Death penalty is one type of punishment, whereby the state put people to death for a crime. It is a legal process that has raised many debatable issues in the world. The crimes that could prime to the death penalty are called capital offences, which include treason, murder, human trafficking, rape, sodomy, as well as robbery with violence. The capital offense varies depending on the country or state. There are various groups of persons who cannot be given death penalty. These groups of persons include juveniles, people with mental illness, and the insane.
One of the groups of people who cannot be given death penalty is the insane. In the world, there are many controversial cases that individuals are pleaded not guilty due to insanity. The constitution of various states and nations protect insane people from being gi9ven death penalty even if the crime is punishable by death penalty. The insane undergo critical evaluation to determine the mental capacity of the convicted person. Insanity is a legal term that is recognized in law (Latzer & David 257). The insane people are not in a position to comprehend the crime they committed. In addition, the insane cannot be given death penalty since they do not understand the court proceedings. Those insane are not given death penalty if during the time of the crime they were insane, incompetence during trial, as well as incompetent execution approaches. One of the cases that regard the exclusion of insane convicts is the case against James Eagan Holmes. James was accused of mass murder and the punishment for his crimes was the death penalty. James Holmes case is still in progress, but the presiding judge in 2013 accepted his plea of the insanity defense.
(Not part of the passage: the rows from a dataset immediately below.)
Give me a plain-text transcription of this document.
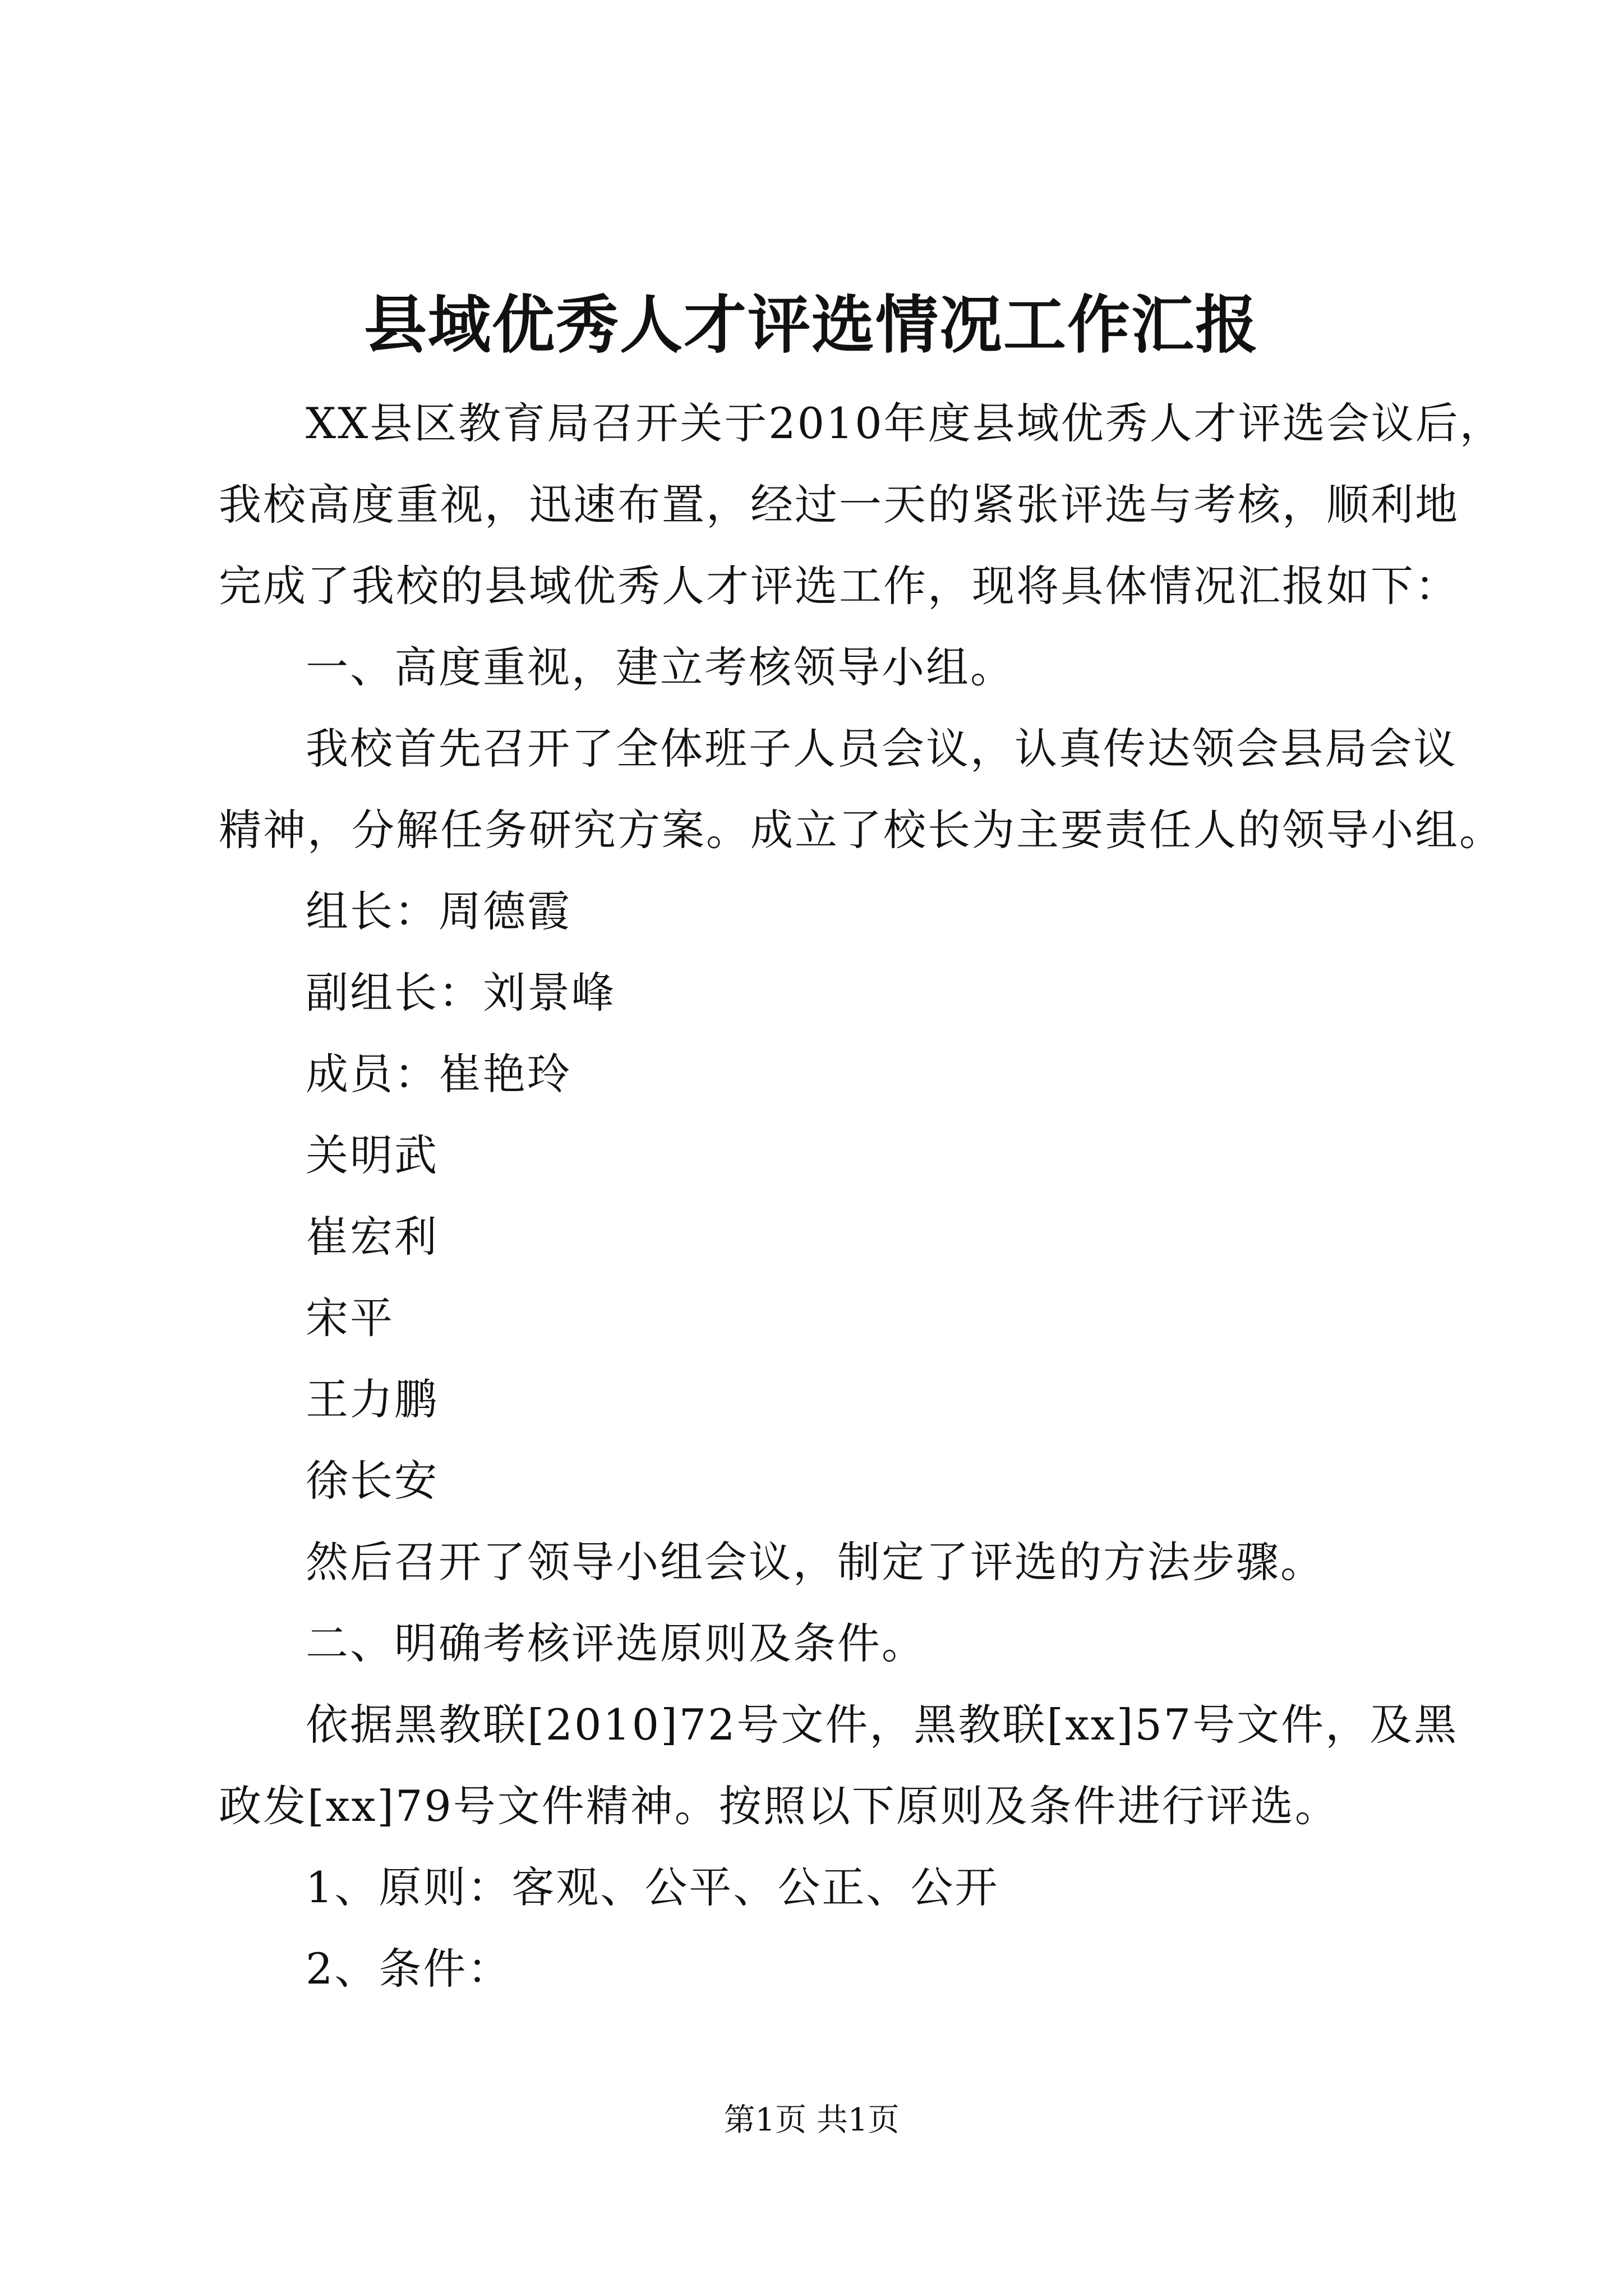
县域优秀人才评选情况工作汇报
XX县区教育局召开关于2010年度县域优秀人才评选会议后，
我校高度重视，迅速布置，经过一天的紧张评选与考核，顺利地
完成了我校的县域优秀人才评选工作，现将具体情况汇报如下：
一、高度重视，建立考核领导小组。
我校首先召开了全体班子人员会议，认真传达领会县局会议
精神，分解任务研究方案。成立了校长为主要责任人的领导小组。
组长：周德霞
副组长：刘景峰
成员：崔艳玲
关明武
崔宏利
宋平
王力鹏
徐长安
然后召开了领导小组会议，制定了评选的方法步骤。
二、明确考核评选原则及条件。
依据黑教联[2010]72号文件，黑教联[xx]57号文件，及黑
政发[xx]79号文件精神。按照以下原则及条件进行评选。
1、原则：客观、公平、公正、公开
2、条件：
第1页 共1页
There are mitigating and aggravating factors that are related to death penalty statues. In order to justify the death penalty, aggravating factors are supported by evidence that are presented during trail process (Latzer & David 259). The mitigating factors focus on the circumstance of the crime and behavior of the defendant. For example, the mitigating factors include duress, minor participation, impaired capacity, as well as disturbance. The aggravating factors include previous conviction on serious offenses, use of a firearm, grave risk of national security, as well as vulnerability of the victim.
Latzer, Barry, and David McCord. Death Penalty Cases: Leading U. S. Supreme Court Cases on Capital Punishment. Burlington: Elsevier Science, 2010. Print.